诺诺发出一声细小的、如同幼猫般的呜咽。

        他试图抬起那双白皙得近乎透明的手臂去触摸脖颈上的束缚,但在指尖即将触碰到红宝石的瞬间,徽章内部的感应器感应到了主体的情绪波动。那朵红宝石蔷薇突然从中心处透出一种幽幽的、温热的红光。随即,一股微弱却连绵不断的高频震动,直接作用在了诺诺的气管与声带上。

        "啊哈……哈啊……主人……"

        诺诺受惊地缩回手,那双琥珀色的眼眸中迅速聚起了一层生理性的水雾。这种震动并非为了让他痛苦,而是一种极致的催情与感官干预。每当他想要反抗,或是他的呼吸频率因为恐惧而变得紊乱,这枚红宝石就会释放出这种如电流般酥麻的信号,强迫他的身体陷入一种无力的、随时准备迎接侵略的发情状态。

        这就是陆枭对他的"标记"。

        陆枭曾在那场毁灭了诺诺家族城堡的暴雨夜里,将他从奢华的舞池中像拎起一只受惊的兔子般带走。

        当诺诺被按在私人飞机的真皮座椅上,看着陆枭亲手为他扣上这枚徽章时,那个男人曾用那种看着濒死艺术品的眼神注视着他,在他耳边低语:"诺诺,你这副高贵的嗓音,不该用来在社交场上与人周旋。

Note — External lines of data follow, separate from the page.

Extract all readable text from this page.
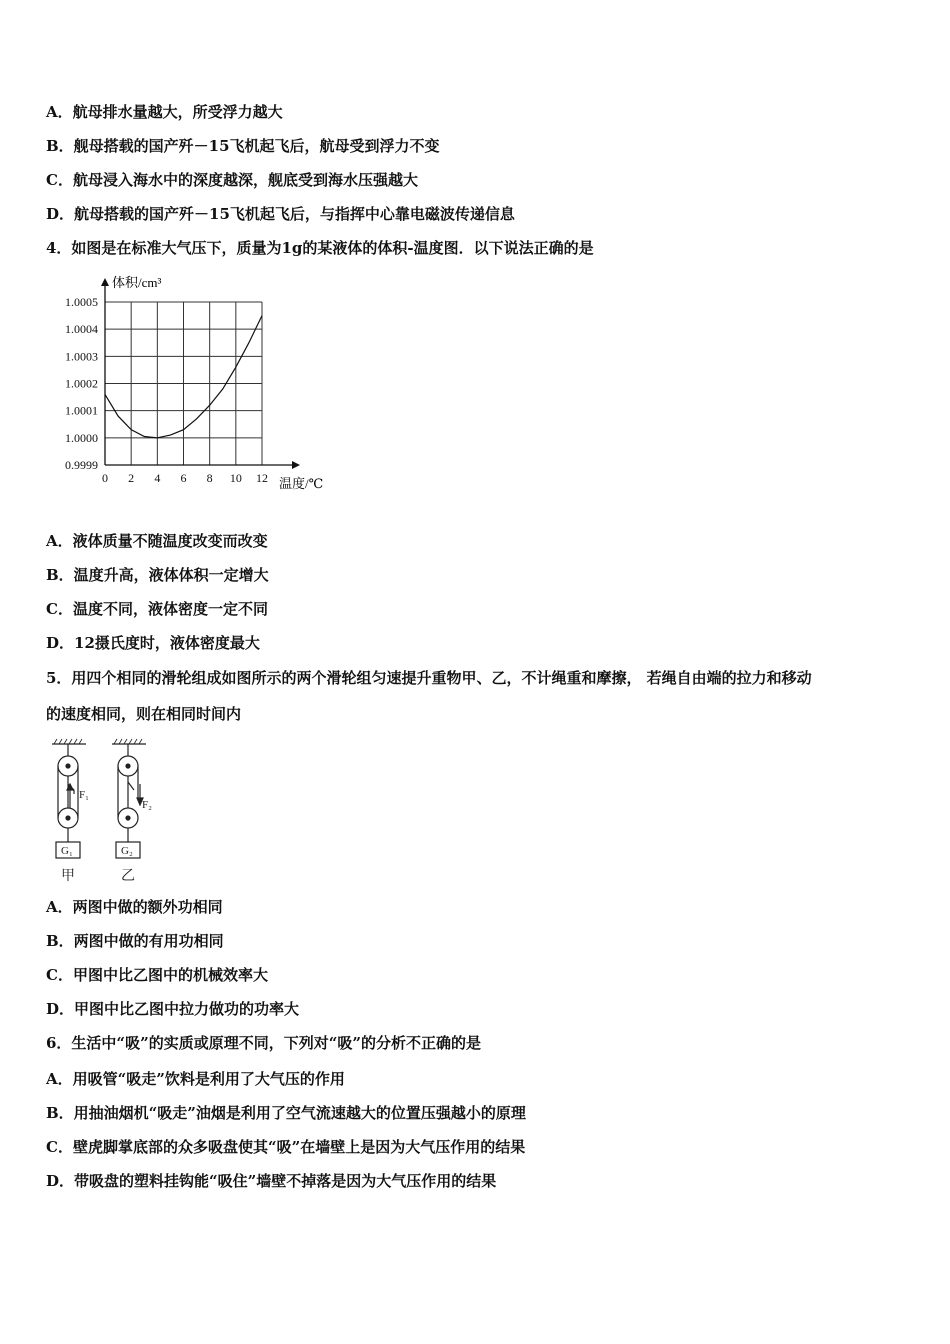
A．航母排水量越大，所受浮力越大
B．舰母搭载的国产歼－15飞机起飞后，航母受到浮力不变
C．航母浸入海水中的深度越深，舰底受到海水压强越大
D．航母搭载的国产歼－15飞机起飞后，与指挥中心靠电磁波传递信息
4．如图是在标准大气压下，质量为1g的某液体的体积-温度图．以下说法正确的是
0 2 4 6 8 10 12
0.9999
1.0000
1.0001
1.0002
1.0003
1.0004
1.0005
体积/cm³
温度/℃
A．液体质量不随温度改变而改变
B．温度升高，液体体积一定增大
C．温度不同，液体密度一定不同
D．12摄氏度时，液体密度最大
5．用四个相同的滑轮组成如图所示的两个滑轮组匀速提升重物甲、乙，不计绳重和摩擦， 若绳自由端的拉力和移动
的速度相同，则在相同时间内
F₁
F₂
G₁	G₂
甲	乙
A．两图中做的额外功相同
B．两图中做的有用功相同
C．甲图中比乙图中的机械效率大
D．甲图中比乙图中拉力做功的功率大
6．生活中“吸”的实质或原理不同，下列对“吸”的分析不正确的是
A．用吸管“吸走”饮料是利用了大气压的作用
B．用抽油烟机“吸走”油烟是利用了空气流速越大的位置压强越小的原理
C．壁虎脚掌底部的众多吸盘使其“吸”在墙壁上是因为大气压作用的结果
D．带吸盘的塑料挂钩能“吸住”墙壁不掉落是因为大气压作用的结果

从今以後,你的喉结只为我而跳动,你的每一声啼哭,都要经过这颗红宝石的洗礼。"

        在那一刻起,诺诺就明白,他再也不是那个受万人景仰的小伯爵了。他成了思过云邸里的一朵"小玫瑰",一朵被剪掉了刺、被拔掉了根,只能在陆枭掌心里缓慢枯萎的私宠。

        卧室里的香气太过浓郁了,那是百合、白玫瑰与一种特殊的、带有麻醉性质的催情香薰混合在一起的味道。

        诺诺感觉到自己的大脑昏昏沉沉的,他那具被昂贵补品与药物精细养护的身体,对这种环境展现出了惊人的适应性。他感觉到自己的後穴,那处早已被陆枭开发得连闭合都显得困难的隐秘之处,正因为脖颈处传来的震动而产生了一阵阵空虚的缩张。

        他转过头,看着落地窗外那一轮孤傲的明月。